Before I stumbled upon doing the phlebotomy (blood-draw) thing that I do now, I was all geared up to get into mortuary science. Main reason I decided against it wasn't the whole dead body issue, but rather the employment one: how often do you see ads for "mortician wanted" in the paper? It's really hard to get started in the field because it's all about who you know and whose arse you kiss to get in there.
The gore, itself, doesn't bother me, really ... kinda fascinates me in a morbid sort of way. I've seen a few dead or soon-to-be-dead bodies over the years. An uncle at a wake when I was too young to really remember; one old lady that got run over by another old lady in front of Wal-Mart (heard a thump, turned and saw a crumpled up ol' lady on the ground, she died within minutes); drove by a gory accident scene or two where they were peeling people out from within twisted wrecks.
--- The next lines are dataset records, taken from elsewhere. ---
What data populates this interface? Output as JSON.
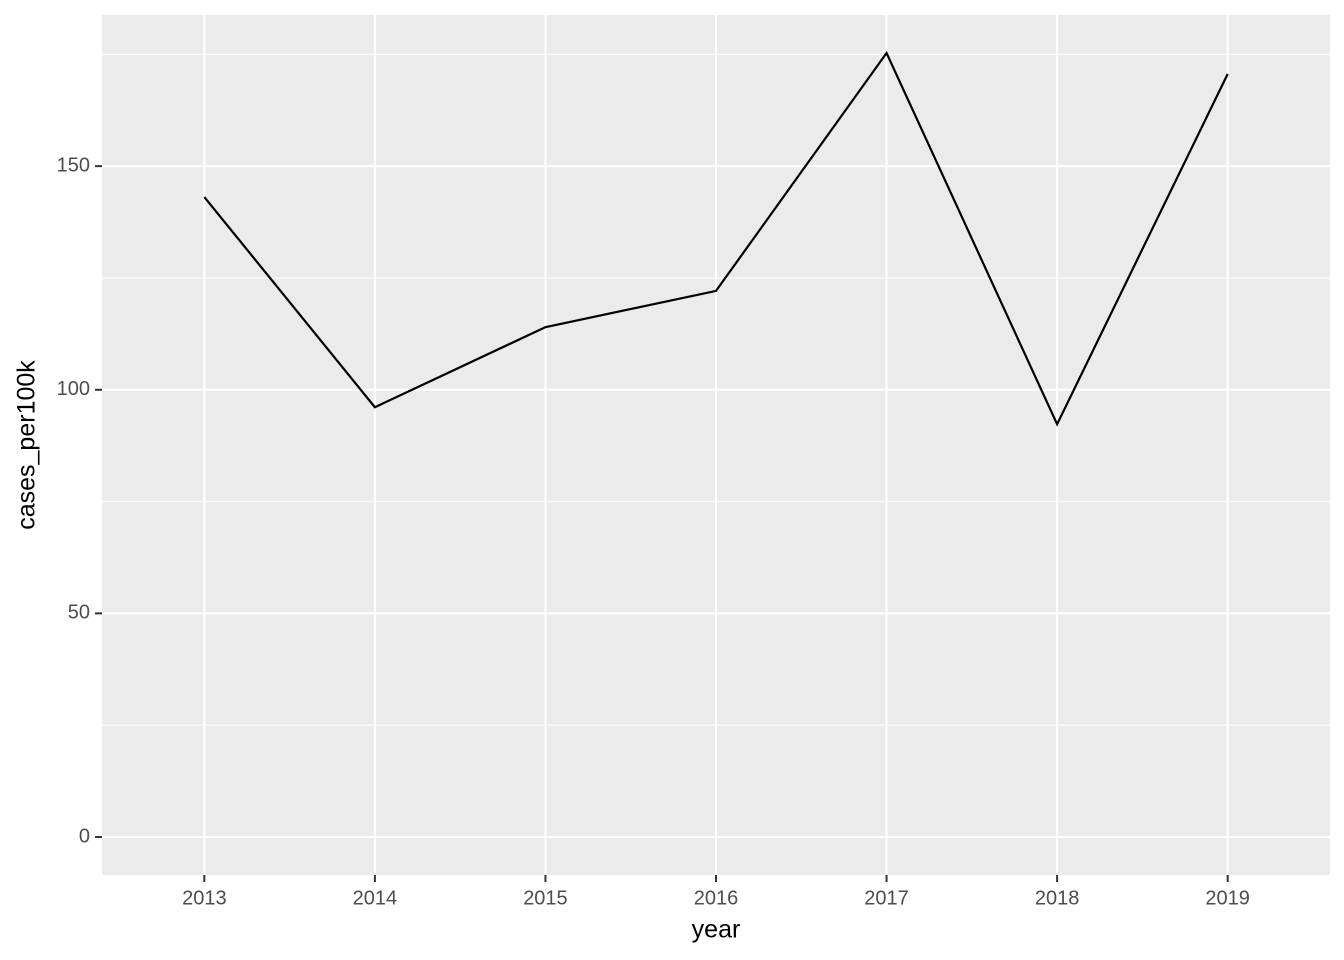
{
  "chart_data": {
    "type": "line",
    "x_label": "year",
    "y_label": "cases_per100k",
    "x": [
      2013,
      2014,
      2015,
      2016,
      2017,
      2018,
      2019
    ],
    "series": [
      {
        "color": "#000000",
        "values": [
          143.1,
          96.1,
          114.0,
          122.1,
          175.3,
          92.3,
          170.6
        ]
      }
    ],
    "xlim": [
      2012.4,
      2019.6
    ],
    "ylim": [
      -8.5,
      183.8
    ],
    "xticks": [
      2013,
      2014,
      2015,
      2016,
      2017,
      2018,
      2019
    ],
    "yticks": [
      0,
      50,
      100,
      150
    ],
    "y_minor_ticks": [
      25,
      75,
      125,
      175
    ],
    "grid": true
  }
}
I come across cadavers at least once a week, now. The laboratory of the hospital I work at is right next door to the morgue, so every once in awhile when you're coming off the elevator and heading that way, you pass by a dude carting along a body on a gurney with a sheet over it - nothing graphic, usually, because it's usually just old people that've kicked the bucket due to ... well, just being old. Really, seeing trauma patients come in through the ER doors or being unloaded from a medical chopper is more disturbing to me than a dead body - those people are still alive and suffering, and maybe SOON to be dead.
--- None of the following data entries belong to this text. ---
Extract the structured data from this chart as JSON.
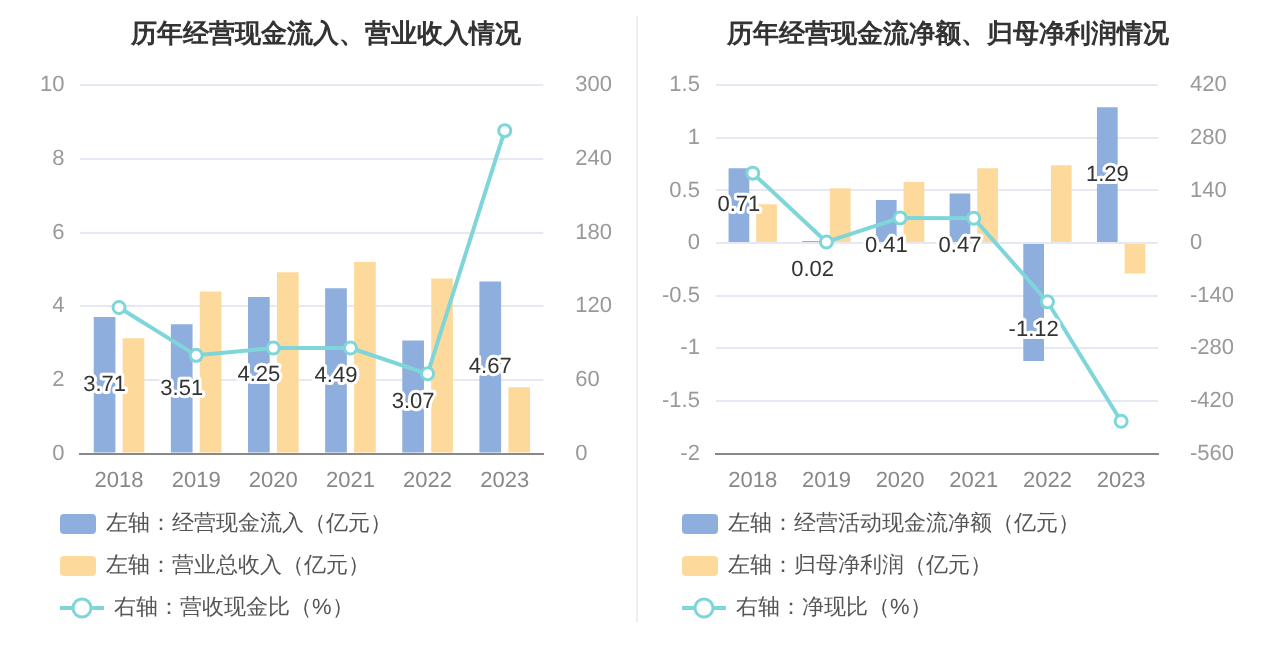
{
  "chart_data": [
    {
      "type": "bar",
      "title": "历年经营现金流入、营业收入情况",
      "categories": [
        "2018",
        "2019",
        "2020",
        "2021",
        "2022",
        "2023"
      ],
      "ylim": [
        0,
        10
      ],
      "yticks": [
        0,
        2,
        4,
        6,
        8,
        10
      ],
      "y2lim": [
        0,
        300
      ],
      "y2ticks": [
        0,
        60,
        120,
        180,
        240,
        300
      ],
      "grid": "y",
      "legend": "bottom",
      "series": [
        {
          "name": "左轴：经营现金流入（亿元）",
          "color": "#8eaedd",
          "values": [
            3.71,
            3.51,
            4.25,
            4.49,
            3.07,
            4.67
          ],
          "value_labels": [
            "3.71",
            "3.51",
            "4.25",
            "4.49",
            "3.07",
            "4.67"
          ]
        },
        {
          "name": "左轴：营业总收入（亿元）",
          "color": "#fdd99b",
          "values": [
            3.13,
            4.4,
            4.92,
            5.2,
            4.75,
            1.8
          ]
        },
        {
          "name": "右轴：营收现金比（%）",
          "type": "line",
          "axis": "y2",
          "marker": "circle",
          "color": "#7fd6d9",
          "values": [
            119,
            80,
            86,
            86,
            65,
            263
          ]
        }
      ]
    },
    {
      "type": "bar",
      "title": "历年经营现金流净额、归母净利润情况",
      "categories": [
        "2018",
        "2019",
        "2020",
        "2021",
        "2022",
        "2023"
      ],
      "ylim": [
        -2,
        1.5
      ],
      "yticks": [
        -2,
        -1.5,
        -1,
        -0.5,
        0,
        0.5,
        1,
        1.5
      ],
      "y2lim": [
        -560,
        420
      ],
      "y2ticks": [
        -560,
        -420,
        -280,
        -140,
        0,
        140,
        280,
        420
      ],
      "grid": "y",
      "legend": "bottom",
      "series": [
        {
          "name": "左轴：经营活动现金流净额（亿元）",
          "color": "#8eaedd",
          "values": [
            0.71,
            0.02,
            0.41,
            0.47,
            -1.12,
            1.29
          ],
          "value_labels": [
            "0.71",
            "0.02",
            "0.41",
            "0.47",
            "-1.12",
            "1.29"
          ]
        },
        {
          "name": "左轴：归母净利润（亿元）",
          "color": "#fdd99b",
          "values": [
            0.37,
            0.52,
            0.58,
            0.71,
            0.74,
            -0.29
          ]
        },
        {
          "name": "右轴：净现比（%）",
          "type": "line",
          "axis": "y2",
          "marker": "circle",
          "color": "#7fd6d9",
          "values": [
            186,
            3,
            67,
            66,
            -156,
            -474
          ]
        }
      ]
    }
  ]
}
As stated, the trick to dealing with the sight of death is that, aside from witnessing the actual moment of a person's passing from life, you have to look at a dead body as an IT, a THING, or an inanimate object - the spirit/soul/whatever that was within that body before has already passed on, so all you're looking at is a pile of meat n' bones. (Sad to think that's all we really are in the end, but that's about the sum of it.)
The actual moment of a person dying, on the other hand, is kind of a heavy deal - seeing a person go from being, well, a PERSON in one moment ... and then only being so much meat n' bones. Gory death or not, the change from someONE into someTHING is just bizarre, which is probably why death is probably one of the all-time most fascinating subjects throughout human history.